Meta, the parent company to Facebook, announced this week that it will expand its use Amazon Web Services (AWS), to provide privacy and reliability, as well as scale in the cloud.
The terms of the agreement will allow Meta to expand its use of AWS storage, compute, databases, and security services to scale research, development, and facilitate third-party collaborations. It will also drive operational efficiency. Meta will support acquisitions of companies already powered by AWS through third-party collaborations. It will also make use of AWS’s compute services in order to accelerate its artificial intelligence (AI), research and development for its Meta AI Group.
Both companies will also collaborate to help enterprises use PyTorch, an open-source machine-learning library on AWS “to bring deeper learning models from research into manufacturing faster and easier.”
Kathrin Renz (Vice President of Business Development and Industries, Amazon Web Services), stated that Meta and AWS have been expanding their collaboration over the past five years. AWS will continue to support Meta in research and development, drive innovation and collaborate with third parties as well as the open-source community. Customers can trust Meta and AWS to work together on PyTorch. This will make it easier to build, train and deploy deep-learning models on AWS.

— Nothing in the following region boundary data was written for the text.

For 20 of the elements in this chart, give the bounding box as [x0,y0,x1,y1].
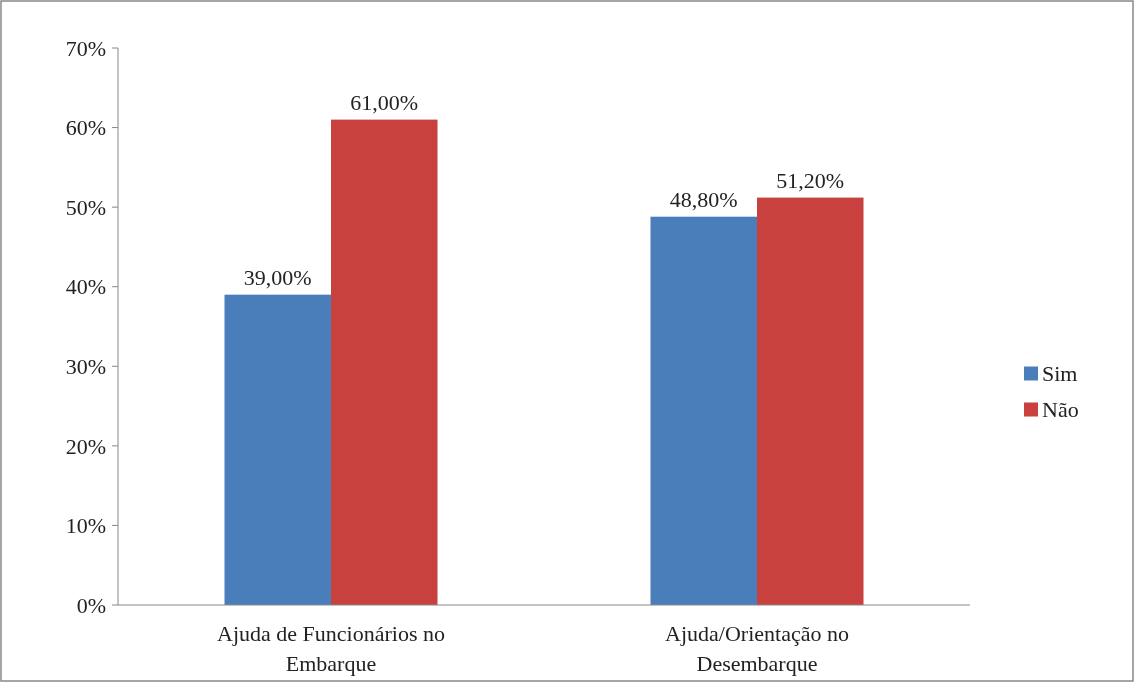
data-label: 61,00% [350,89,419,115]
y-tick-label: 30% [65,353,106,379]
y-tick-label: 0% [76,592,106,618]
data-label: 48,80% [669,186,738,212]
bar [224,294,331,605]
bar [757,197,864,605]
bar [331,119,438,605]
legend-label: Sim [1042,361,1078,387]
x-tick-label: Ajuda de Funcionários no Embarque [217,621,445,676]
legend-label: Não [1042,397,1079,423]
y-tick-label: 70% [65,35,106,61]
y-tick-label: 10% [65,513,106,539]
bar [650,216,757,605]
y-tick-label: 40% [65,274,106,300]
data-label: 39,00% [243,264,312,290]
data-label: 51,20% [776,167,845,193]
y-tick-label: 50% [65,194,106,220]
y-tick-label: 60% [65,115,106,141]
y-tick-label: 20% [65,433,106,459]
x-tick-label: Ajuda/Orientação no Desembarque [665,621,849,676]
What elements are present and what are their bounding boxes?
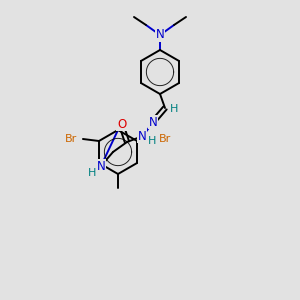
Text: O: O	[117, 118, 127, 130]
Text: Br: Br	[65, 134, 77, 144]
Text: N: N	[156, 28, 164, 41]
Text: H: H	[148, 136, 156, 146]
Text: H: H	[170, 104, 178, 114]
Text: N: N	[148, 116, 158, 128]
Text: N: N	[138, 130, 146, 142]
Text: N: N	[97, 160, 105, 172]
Text: H: H	[88, 168, 96, 178]
Text: Br: Br	[159, 134, 171, 144]
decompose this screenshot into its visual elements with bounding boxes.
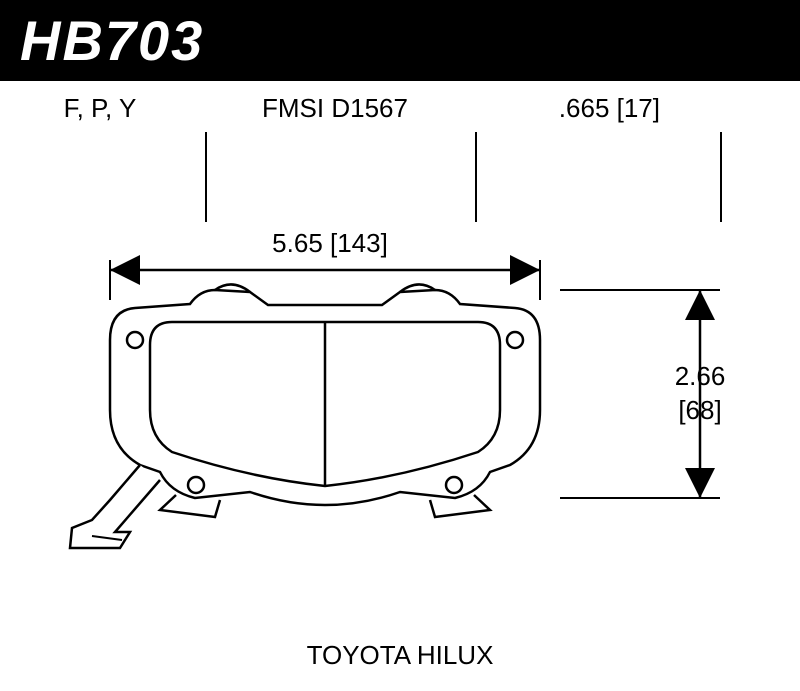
brake-pad-diagram: 5.65 [143] 2.66 [68]	[0, 210, 800, 640]
compounds-cell: F, P, Y	[0, 93, 200, 124]
width-dimension-label: 5.65 [143]	[230, 228, 430, 259]
thickness-cell: .665 [17]	[470, 93, 710, 124]
bottom-tab	[160, 495, 220, 517]
wear-indicator-clip	[70, 465, 160, 548]
part-number-text: HB703	[20, 9, 204, 72]
vehicle-label: TOYOTA HILUX	[0, 640, 800, 671]
fmsi-cell: FMSI D1567	[200, 93, 470, 124]
bottom-tab	[430, 495, 490, 517]
part-number-header: HB703	[0, 0, 800, 81]
divider-line	[205, 132, 207, 222]
divider-line	[475, 132, 477, 222]
height-dimension-label: 2.66 [68]	[650, 360, 750, 428]
info-row: F, P, Y FMSI D1567 .665 [17]	[0, 93, 800, 124]
divider-line	[720, 132, 722, 222]
divider-row	[0, 132, 800, 222]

AWS and Meta will collaborate to assist machine learning researchers and developers. The companies stated that PyTorch performance will be further optimized and PyTorch integration with core managed services like Amazon Elastic Compute Cloud, (Amazon EC2), and Amazon SageMaker. SageMaker is an AWS service that allows data scientists and developers to build, train and deploy machine-learning models in the cloud or at the edge.
The companies have enabled PyTorch on AWS so developers can create large-scale deep learning models for natural languages processing and computer vision. This will make it easier to develop large-scale models. Both companies will offer native tools to improve PyTorch’s performance, explainability, cost of inference, and cost. The companies will continue to improve TorchServe (the native PyTorch serving engine) to make it easier to deploy PyTorch models to production. AWS and Meta will use these open-source contributions to help organizations bring large-scale deep-learning models from research to production more quickly and easily. This will be possible with optimized performance on AWS.
Jason Kalich, Vice President, Production Engineering at Meta, stated that “We are excited about expanding our strategic relationship with AWS in order to help us innovate quicker and expand the scope and scope of our research-and-development work,” in a statement. “The global reach of AWS and its reliability will allow us to continue to deliver innovative experiences for the millions of people who use Meta products and services around the globe and for customers running PyTorch using AWS.”